ABOUT Drifters Project:
IN 2006, after discovering the mountainous piles of plastic debris the ocean was depositing on the remote shores of Hawaii, I began collecting and utilizing this plastic as my primary material. Since then, I have made scores of interventions, cleaning beaches and making collections from all over the world, removing thousands of pounds of material from the natural environment and re-situating it within the cultural context for examination. These collection missions are often done solo, as part of my process. I approach the sites as a forensic scientist, examining and documenting the deposition as it lay, collecting and identifying the evidence of the crime.
Plastic objects are the cultural archeology of our time. These objects I see as a portrait of global late-capitalist consumer society, mirroring our desires, wishes, hubris and ingenuity. These are objects with unintended consequences that become transformed as they leave the quotidian world and collide with nature to be transformed, transported and regurgitated out of the shifting oceans.

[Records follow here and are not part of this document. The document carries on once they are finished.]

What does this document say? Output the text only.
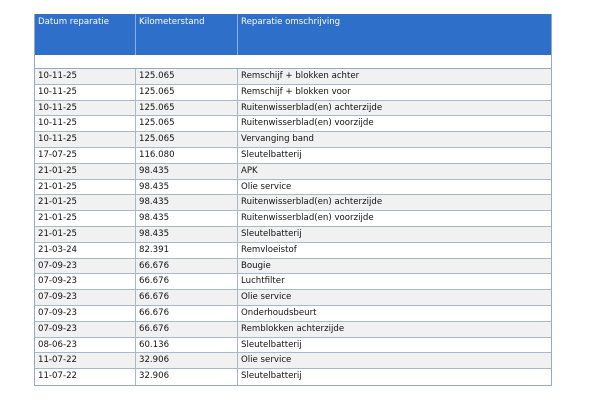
Datum reparatie	Kilometerstand	Reparatie omschrijving
10-11-25	125.065	Remschijf + blokken achter
10-11-25	125.065	Remschijf + blokken voor
10-11-25	125.065	Ruitenwisserblad(en) achterzijde
10-11-25	125.065	Ruitenwisserblad(en) voorzijde
10-11-25	125.065	Vervanging band
17-07-25	116.080	Sleutelbatterij
21-01-25	98.435	APK
21-01-25	98.435	Olie service
21-01-25	98.435	Ruitenwisserblad(en) achterzijde
21-01-25	98.435	Ruitenwisserblad(en) voorzijde
21-01-25	98.435	Sleutelbatterij
21-03-24	82.391	Remvloeistof
07-09-23	66.676	Bougie
07-09-23	66.676	Luchtfilter
07-09-23	66.676	Olie service
07-09-23	66.676	Onderhoudsbeurt
07-09-23	66.676	Remblokken achterzijde
08-06-23	60.136	Sleutelbatterij
11-07-22	32.906	Olie service
11-07-22	32.906	Sleutelbatterij
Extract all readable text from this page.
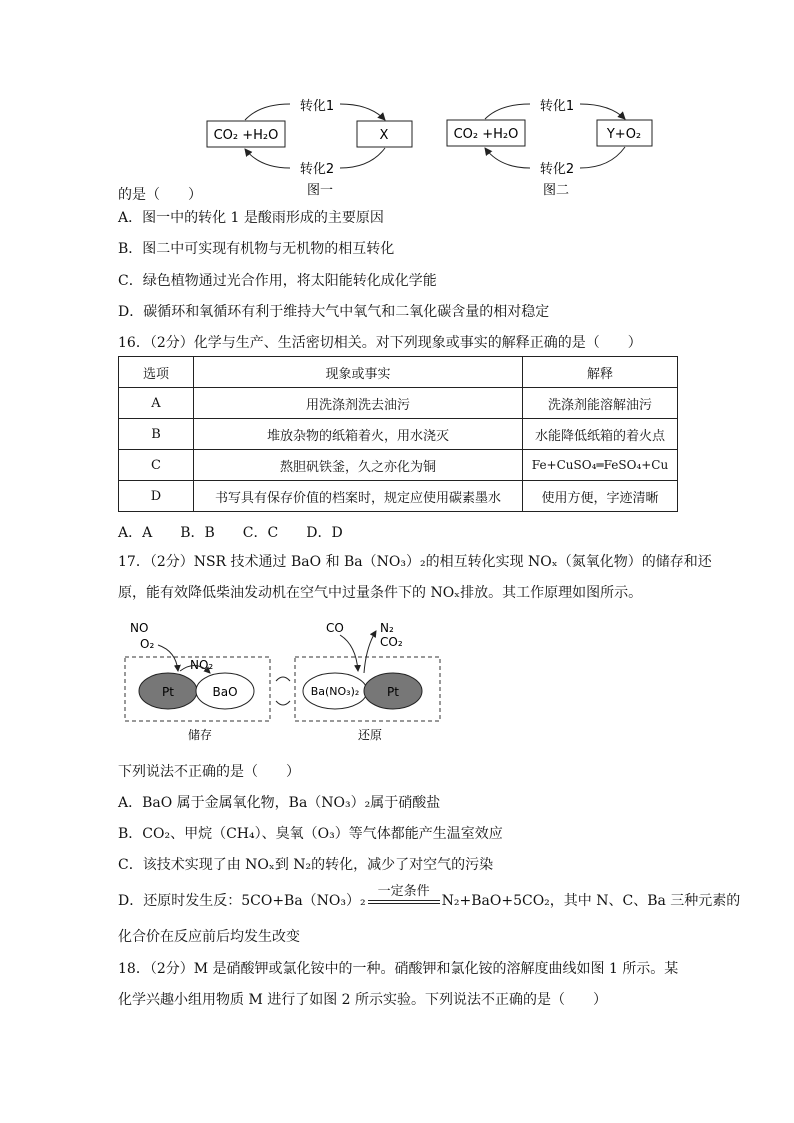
CO₂ +H₂O	X
转化1
转化2
图一
CO₂ +H₂O	Y+O₂
转化1
转化2
图二
的是（　　）
A．图一中的转化 1 是酸雨形成的主要原因
B．图二中可实现有机物与无机物的相互转化
C．绿色植物通过光合作用，将太阳能转化成化学能
D．碳循环和氧循环有利于维持大气中氧气和二氧化碳含量的相对稳定
16．（2分）化学与生产、生活密切相关。对下列现象或事实的解释正确的是（　　）
选项	现象或事实	解释
A	用洗涤剂洗去油污	洗涤剂能溶解油污
B	堆放杂物的纸箱着火，用水浇灭	水能降低纸箱的着火点
C	熬胆矾铁釜，久之亦化为铜	Fe+CuSO₄═FeSO₄+Cu
D	书写具有保存价值的档案时，规定应使用碳素墨水	使用方便，字迹清晰
A．A　　B．B　　C．C　　D．D
17．（2分）NSR 技术通过 BaO 和 Ba（NO₃）₂的相互转化实现 NOₓ（氮氧化物）的储存和还
原，能有效降低柴油发动机在空气中过量条件下的 NOₓ排放。其工作原理如图所示。
Pt	BaO
NO
O₂
NO₂
Ba(NO₃)₂ Pt
CO	N₂
CO₂
储存	还原
下列说法不正确的是（　　）
A．BaO 属于金属氧化物，Ba（NO₃）₂属于硝酸盐
B．CO₂、甲烷（CH₄）、臭氧（O₃）等气体都能产生温室效应
C．该技术实现了由 NOₓ到 N₂的转化，减少了对空气的污染
D．还原时发生反：5CO+Ba（NO₃）₂
一定条件
N₂+BaO+5CO₂，其中 N、C、Ba 三种元素的
化合价在反应前后均发生改变
18．（2分）M 是硝酸钾或氯化铵中的一种。硝酸钾和氯化铵的溶解度曲线如图 1 所示。某
化学兴趣小组用物质 M 进行了如图 2 所示实验。下列说法不正确的是（　　）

Even though my previous work involved heavily constructed painting-objects, I consciously avoid commodifying this work into a luxury object, preferring to keep it in a transitive form as installation. All of the work can be dismantled and reconfigured, but nearly impossibly recycled. The objects are often presented as specimens on steel pins. Highly personal objects of hygiene and body association, such as toothbrushes and combs, are recurrent.
The ocean is communicating with us through the materials of our own making. The plastic elements initially seem attractive and innocuous, like toys, some with an eerie familiarity and some totally alien. At first, the plastic seems innocent and fun, but it is not. It is dangerous. In our eagerness for the new, we are remaking the world in plastic, in our own image, this toxic legacy, this surrogate, this imposter.